Samedi, 25 avril 2015

  • Tazria - Metsora
Editorial

 L’avancée

C’est clair : dire une bénédiction sur le temps, c’est aussi le sanctifier. C’est ce que nous faisons – et cela a été abondamment dit – avec le décompte des jours pendant la période de l’Omer, entre les fêtes de Pessa’h et de Chavouot. Il existe pourtant ici une autre idée, à la fois simple et précieuse : celle du progrès. Car il convient de replacer les choses dans leur contexte. Lorsque les Hébreux quittèrent l’Egypte, libérés par D.ieu de la servitude, ils se trouvaient alors au plus bas degré de l’impureté. Certes ils étaient à présent des hommes libres mais efface-t-on en un instant les effets de siècles de soumission à la dépravation dominante ? Pourtant, le temps pressait. Les Hébreux savaient que leur libération n’était pas un aboutissement, comme la réalisation attendue d’un rêve ancien. Ils savaient qu’elle n’était que le début d’un voyage qui allait les mener à leur rendez-vous avec D.ieu, au Don de la Torah. Pour passer ainsi du plus bas au plus haut des degrés, ils n’avaient que sept semaines – si peu de temps pour une œuvre si grande. Ils n’hésitèrent pas et avancèrent dans l’espace et dans le temps, matériellement et spirituellement.

Nous vivons à présent la même expérience. Nous avançons après la fête de Pessa’h vers celle de Chavouot – de sortie d’Egypte en Don de la Torah. Et notre effort s’exprime dans les mêmes termes que pour nos ancêtres. Nous avons bien peu de temps pour parvenir à ce degré ultime qui permettra la rencontre renouvelée avec D.ieu. Alors, à notre tour, il nous faut croire au progrès. Il nous faut croire qu’au-delà de tous les obstacles, l’avancée véritable est toujours possible et que rien ne peut jamais nous entraver. Et ce n’est pas d’un simple acte de foi qu’il s’agit. Croire sincèrement que les choses peuvent changer est en soi une manière de changement. Croire profondément que chacun peut s’améliorer est en soi un chemin d’amélioration.
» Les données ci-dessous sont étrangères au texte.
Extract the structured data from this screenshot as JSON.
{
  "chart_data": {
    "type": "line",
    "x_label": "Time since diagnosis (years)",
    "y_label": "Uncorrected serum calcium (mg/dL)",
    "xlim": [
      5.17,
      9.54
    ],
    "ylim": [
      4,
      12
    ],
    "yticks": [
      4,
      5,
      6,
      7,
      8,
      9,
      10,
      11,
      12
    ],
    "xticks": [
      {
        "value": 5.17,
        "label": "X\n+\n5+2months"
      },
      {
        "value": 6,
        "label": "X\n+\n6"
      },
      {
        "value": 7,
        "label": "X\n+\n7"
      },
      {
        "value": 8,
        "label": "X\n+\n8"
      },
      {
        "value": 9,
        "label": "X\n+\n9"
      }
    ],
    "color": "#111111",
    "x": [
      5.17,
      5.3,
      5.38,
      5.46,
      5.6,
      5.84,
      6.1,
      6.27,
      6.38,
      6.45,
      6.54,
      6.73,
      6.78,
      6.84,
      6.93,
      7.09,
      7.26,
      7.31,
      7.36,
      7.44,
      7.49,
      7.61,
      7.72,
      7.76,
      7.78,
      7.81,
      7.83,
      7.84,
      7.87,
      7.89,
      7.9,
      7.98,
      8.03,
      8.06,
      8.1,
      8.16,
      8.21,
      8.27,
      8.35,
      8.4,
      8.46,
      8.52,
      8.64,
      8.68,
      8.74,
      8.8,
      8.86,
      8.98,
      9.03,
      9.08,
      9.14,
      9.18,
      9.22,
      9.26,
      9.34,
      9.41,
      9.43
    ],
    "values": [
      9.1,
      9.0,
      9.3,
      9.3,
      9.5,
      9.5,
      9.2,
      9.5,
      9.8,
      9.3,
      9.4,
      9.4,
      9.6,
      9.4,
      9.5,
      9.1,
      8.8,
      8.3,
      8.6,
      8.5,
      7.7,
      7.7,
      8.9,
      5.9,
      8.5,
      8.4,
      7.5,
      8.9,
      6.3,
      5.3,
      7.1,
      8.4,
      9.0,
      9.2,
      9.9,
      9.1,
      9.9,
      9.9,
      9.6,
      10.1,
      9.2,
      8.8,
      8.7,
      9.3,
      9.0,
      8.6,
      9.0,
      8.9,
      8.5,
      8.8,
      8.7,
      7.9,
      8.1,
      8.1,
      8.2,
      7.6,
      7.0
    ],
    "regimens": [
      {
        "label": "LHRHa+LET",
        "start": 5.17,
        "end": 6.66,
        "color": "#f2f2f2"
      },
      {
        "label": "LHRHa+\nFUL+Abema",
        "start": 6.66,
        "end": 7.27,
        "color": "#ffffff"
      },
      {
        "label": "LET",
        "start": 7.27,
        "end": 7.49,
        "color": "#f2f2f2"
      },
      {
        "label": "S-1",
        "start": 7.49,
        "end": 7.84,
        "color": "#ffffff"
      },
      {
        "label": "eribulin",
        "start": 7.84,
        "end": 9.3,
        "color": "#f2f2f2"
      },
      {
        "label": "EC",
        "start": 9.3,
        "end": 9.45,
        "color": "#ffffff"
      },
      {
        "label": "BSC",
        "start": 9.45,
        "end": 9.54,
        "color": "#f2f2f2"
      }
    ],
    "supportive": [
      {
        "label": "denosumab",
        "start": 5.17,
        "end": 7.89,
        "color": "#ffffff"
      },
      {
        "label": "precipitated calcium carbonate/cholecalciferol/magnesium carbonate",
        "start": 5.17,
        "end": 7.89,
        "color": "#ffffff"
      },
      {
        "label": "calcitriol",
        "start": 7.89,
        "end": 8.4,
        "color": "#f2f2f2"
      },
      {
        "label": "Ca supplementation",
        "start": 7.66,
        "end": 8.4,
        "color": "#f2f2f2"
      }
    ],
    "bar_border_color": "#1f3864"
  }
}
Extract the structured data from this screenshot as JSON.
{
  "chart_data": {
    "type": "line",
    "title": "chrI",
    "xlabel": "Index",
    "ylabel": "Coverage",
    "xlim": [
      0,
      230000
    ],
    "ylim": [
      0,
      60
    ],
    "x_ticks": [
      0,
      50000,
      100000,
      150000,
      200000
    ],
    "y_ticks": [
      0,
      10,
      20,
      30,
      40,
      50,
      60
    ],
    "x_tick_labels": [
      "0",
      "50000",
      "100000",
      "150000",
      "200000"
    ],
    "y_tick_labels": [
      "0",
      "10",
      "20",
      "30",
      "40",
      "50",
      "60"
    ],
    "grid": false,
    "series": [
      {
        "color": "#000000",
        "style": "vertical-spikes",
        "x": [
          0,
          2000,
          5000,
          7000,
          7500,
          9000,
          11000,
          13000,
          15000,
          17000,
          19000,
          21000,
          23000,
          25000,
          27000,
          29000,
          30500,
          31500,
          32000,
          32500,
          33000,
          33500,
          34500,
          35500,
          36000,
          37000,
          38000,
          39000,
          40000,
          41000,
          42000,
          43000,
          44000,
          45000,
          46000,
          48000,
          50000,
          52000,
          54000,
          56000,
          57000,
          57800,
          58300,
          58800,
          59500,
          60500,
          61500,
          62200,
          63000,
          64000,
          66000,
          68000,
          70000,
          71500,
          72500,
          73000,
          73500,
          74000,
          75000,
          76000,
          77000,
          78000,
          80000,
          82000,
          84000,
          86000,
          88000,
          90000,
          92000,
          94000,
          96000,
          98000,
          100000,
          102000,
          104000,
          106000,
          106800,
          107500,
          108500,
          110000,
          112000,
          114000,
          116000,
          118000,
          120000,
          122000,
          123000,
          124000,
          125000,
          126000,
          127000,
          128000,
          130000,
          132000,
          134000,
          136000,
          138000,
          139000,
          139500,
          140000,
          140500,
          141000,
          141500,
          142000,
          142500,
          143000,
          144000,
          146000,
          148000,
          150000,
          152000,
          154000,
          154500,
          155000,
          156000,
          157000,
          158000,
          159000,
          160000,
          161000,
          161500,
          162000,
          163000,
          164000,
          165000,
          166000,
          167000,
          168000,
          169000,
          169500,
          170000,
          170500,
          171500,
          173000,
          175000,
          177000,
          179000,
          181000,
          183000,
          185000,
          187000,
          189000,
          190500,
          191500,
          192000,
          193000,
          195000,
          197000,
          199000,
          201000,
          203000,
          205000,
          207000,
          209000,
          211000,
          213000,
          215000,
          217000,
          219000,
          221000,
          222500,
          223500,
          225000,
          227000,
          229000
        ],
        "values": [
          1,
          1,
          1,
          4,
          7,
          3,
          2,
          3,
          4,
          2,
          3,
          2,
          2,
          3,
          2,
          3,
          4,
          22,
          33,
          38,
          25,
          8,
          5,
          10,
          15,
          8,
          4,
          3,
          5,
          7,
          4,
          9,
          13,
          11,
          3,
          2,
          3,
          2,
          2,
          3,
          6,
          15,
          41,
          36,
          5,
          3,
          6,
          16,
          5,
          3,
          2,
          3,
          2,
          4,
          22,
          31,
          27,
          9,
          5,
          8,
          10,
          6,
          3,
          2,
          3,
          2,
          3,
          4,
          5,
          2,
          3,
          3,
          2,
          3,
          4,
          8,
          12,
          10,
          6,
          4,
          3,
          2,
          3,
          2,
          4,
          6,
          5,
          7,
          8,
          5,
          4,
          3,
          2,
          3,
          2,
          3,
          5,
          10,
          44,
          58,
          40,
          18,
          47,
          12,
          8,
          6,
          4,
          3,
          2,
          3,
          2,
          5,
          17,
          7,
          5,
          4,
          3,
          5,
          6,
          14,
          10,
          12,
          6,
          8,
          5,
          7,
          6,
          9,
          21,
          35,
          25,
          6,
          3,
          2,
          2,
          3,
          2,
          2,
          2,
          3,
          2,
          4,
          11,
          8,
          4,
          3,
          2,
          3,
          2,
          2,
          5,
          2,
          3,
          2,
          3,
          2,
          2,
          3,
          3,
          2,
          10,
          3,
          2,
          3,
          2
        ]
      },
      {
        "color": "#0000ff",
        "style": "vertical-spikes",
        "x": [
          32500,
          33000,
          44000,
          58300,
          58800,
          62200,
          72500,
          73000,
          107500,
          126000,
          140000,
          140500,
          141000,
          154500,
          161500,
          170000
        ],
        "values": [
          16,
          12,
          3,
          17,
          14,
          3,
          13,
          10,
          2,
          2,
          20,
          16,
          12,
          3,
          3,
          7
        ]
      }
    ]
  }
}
Le Créateur a fait à Ses créatures – aux hommes, couronnement de Sa création – un cadeau prodigieux. Il leur a donné la capacité de modifier eux-mêmes et ce qui les entoure. Il leur a donné un sens des choses qui leur permet de considérer le monde et d’y reconnaître ce qu’ils peuvent lui apporter. Il leur a accordé la faculté de ne pas être liés par leur nature et ainsi condamnés à répéter toujours les mêmes comportements. Tout est donc possible, pour le meilleur. Le progrès : une idée neuve.

Etincelles de Machiah

 Plus que le Gan Eden

Lorsque le Machia’h viendra, tous les Justes, les patriarches et Moïse descendront de «l’endroit» sublime où ils se trouvent : le plus haut degré du Gan Eden. Ils viendront dans ce monde-ci, se revêtiront de corps matériels et ressusciteront. Quelle est la raison d’un tel processus pour des hommes déjà parvenus au niveau spirituel le plus élevé ?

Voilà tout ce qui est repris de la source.